For the brands Sara Lowe works with, SB 54 has stopped being a future problem.
As senior executive administrator at Bay Cities Packaging & Design, a California-based packaging manufacturer and designer, Lowe has spent the past several months taking calls from clients who let California’s packaging EPR law unravel while more urgent priorities took over, until compliance deadlines made that impossible.
“You deal with the fire, the thing that’s on fire today,” she told Resource Recycling. “EPR, because it was in the future, wasn’t the thing on fire. It is now.”
The deadline to submit 2023 baseline data to the Circular Action Alliance has already passed. Lowe estimates about half of Bay Cities’ clients made it. The other half are catching up now, and not always with the right people in the room.
“We’re really seeing the struggle is with our kind of mid-market and smaller clients who were maybe under the thresholds in Oregon and Colorado, but have just realized that they are definitely in scope for California,” she said. “There’s been a bit of a scramble.”
A data problem
For many brands, the first obstacle isn’t fees or redesign. It’s basic supply chain visibility.
Lowe described a client that produces plastic blister clamshells, a common retail packaging format, that came to Bay Cities knowing it had a problem but without the information needed to act on it.
“They knew it was plastic, and they knew that was going to be a problem, but they didn’t know what type… what kind of resin that was, and how it was going to be priced, or even what quick changes they could make to reduce those fees,” she said.
The issue compounds at the SKU level, Lowe indicated. Under SB 54’s covered materials framework, plastics alone carry up to 90 material classifications. A single package with four components generates four separate line items, each requiring weight, material classification and recycled content data.

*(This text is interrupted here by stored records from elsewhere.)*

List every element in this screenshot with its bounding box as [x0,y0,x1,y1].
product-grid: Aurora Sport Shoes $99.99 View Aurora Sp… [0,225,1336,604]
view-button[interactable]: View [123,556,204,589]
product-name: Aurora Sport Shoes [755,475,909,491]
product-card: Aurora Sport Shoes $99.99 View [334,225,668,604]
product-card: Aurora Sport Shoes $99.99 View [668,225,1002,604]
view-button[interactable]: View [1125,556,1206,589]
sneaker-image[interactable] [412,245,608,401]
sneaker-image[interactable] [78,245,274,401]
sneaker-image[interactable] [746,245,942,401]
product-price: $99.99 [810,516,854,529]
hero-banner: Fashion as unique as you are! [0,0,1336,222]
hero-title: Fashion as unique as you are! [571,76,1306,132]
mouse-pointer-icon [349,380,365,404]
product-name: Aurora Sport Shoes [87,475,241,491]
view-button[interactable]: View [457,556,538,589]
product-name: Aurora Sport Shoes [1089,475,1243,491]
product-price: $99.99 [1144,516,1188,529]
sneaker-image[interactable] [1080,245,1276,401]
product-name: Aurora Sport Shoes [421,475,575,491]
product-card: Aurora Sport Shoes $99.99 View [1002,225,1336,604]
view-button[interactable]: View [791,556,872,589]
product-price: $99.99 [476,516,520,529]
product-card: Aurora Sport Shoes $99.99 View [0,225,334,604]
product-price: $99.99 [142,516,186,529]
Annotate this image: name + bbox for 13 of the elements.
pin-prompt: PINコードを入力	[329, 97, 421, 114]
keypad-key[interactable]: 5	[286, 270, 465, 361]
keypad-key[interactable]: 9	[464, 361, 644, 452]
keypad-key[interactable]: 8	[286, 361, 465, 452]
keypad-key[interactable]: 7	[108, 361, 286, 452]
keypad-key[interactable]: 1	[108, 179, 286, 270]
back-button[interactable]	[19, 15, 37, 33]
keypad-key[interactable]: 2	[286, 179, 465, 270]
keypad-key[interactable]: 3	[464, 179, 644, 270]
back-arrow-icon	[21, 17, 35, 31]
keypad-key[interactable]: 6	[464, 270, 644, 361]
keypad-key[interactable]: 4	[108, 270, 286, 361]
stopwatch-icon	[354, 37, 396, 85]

“The number of data points can get very, very overwhelming,” Lowe said. “I think that’s actually what led to a lot of the delays.”
Larger national and multinational brands have largely navigated this with the ability to build out compliance teams and regulatory affairs offices for exactly this kind of work. The burden falls on smaller and mid-market producers that don’t have that organizational infrastructure.
Too much, too fast
Lowe was at the Sustainable Packaging Coalition’s SPC Impact conference in Nashville in April, and the theme she kept hearing echoed what she’s seen with her own clients: California’s program launched with too much complexity at once.
“California really wanted to do everything all at once,” she said. “It wasn’t just consumer packaging. It includes B2B packaging, there’s the 25% source reduction mandate, there’s the $5 billion fund. The amount of complexity of this program at launch has been troublesome for people who really want to comply and participate.”
SB 54’s final regulations, approved earlier this year after years of stakeholder process, gave waiting brands the certainty they needed to get started. But the scope of what they were starting proved daunting.
“Because California was coming in with these three big pillars, and every pillar has components underneath it that brand folks need to comply with, the complexity of that was just overwhelming,” Lowe said. “Folks just backed off until they had some sense of for sure what was going to be required.”
Her recommendation for states still developing packaging EPR frameworks is to start simpler and build in phases. New York’s Packaging Reduction and Recycling Infrastructure Act (SB 1464A / A1749), which faces a June 10 deadline as the legislature prepares to adjourn, is among the bills now in motion.
“Really starting simpler, and putting some frameworks around when you’re going to get to some of those more ambitious goals, I think would be a big help to people,” she said.
On the revenue threshold question, Lowe offered a specific structural fix: phase brands in by size.
“I might have phased brands in at different revenues. Start with the multinationals, have them get started, and then over a number of years bring that revenue threshold down,” she said. “I think a lot of people who thought their company was going to be too small to be in this first wave are the folks who are really going to struggle.”
Selling $1 million worth of product in California is not a high bar given the size of the state’s economy, she noted, and many smaller brands never saw the threshold coming.
The eye of the hurricane
Despite the implementation rollercoaster, Lowe isn’t pessimistic about where SB 54 lands.
“We are in the eye of the hurricane,” she said. “But on the other side, if this works as intended, we’re going to have a much more robust recycling infrastructure.”
Consumer trust in recycling, which has been eroded in part by years of contamination problems and the collapse of export markets, is a recoverable loss, she argued, if the program generates the kind of verifiable data it’s designed to produce.
“Consumers don’t trust that when they put something in their recycle bin that it’s being recycled,” Lowe said. “If we can point to data around what gets picked up, what gets recycled, you’re going to see brands moving into more recyclable packaging, with better messaging on that packaging.”
The mandate that packaging achieve 65% recycling rates in California creates an accountability loop, one that only works if consumers participate, which only happens if they understand what’s recyclable and believe the system works, Lowe said.
“I think all this is the right lever to pull,” she said. “It’s just messy right now, because we’re all figuring it out as we go.”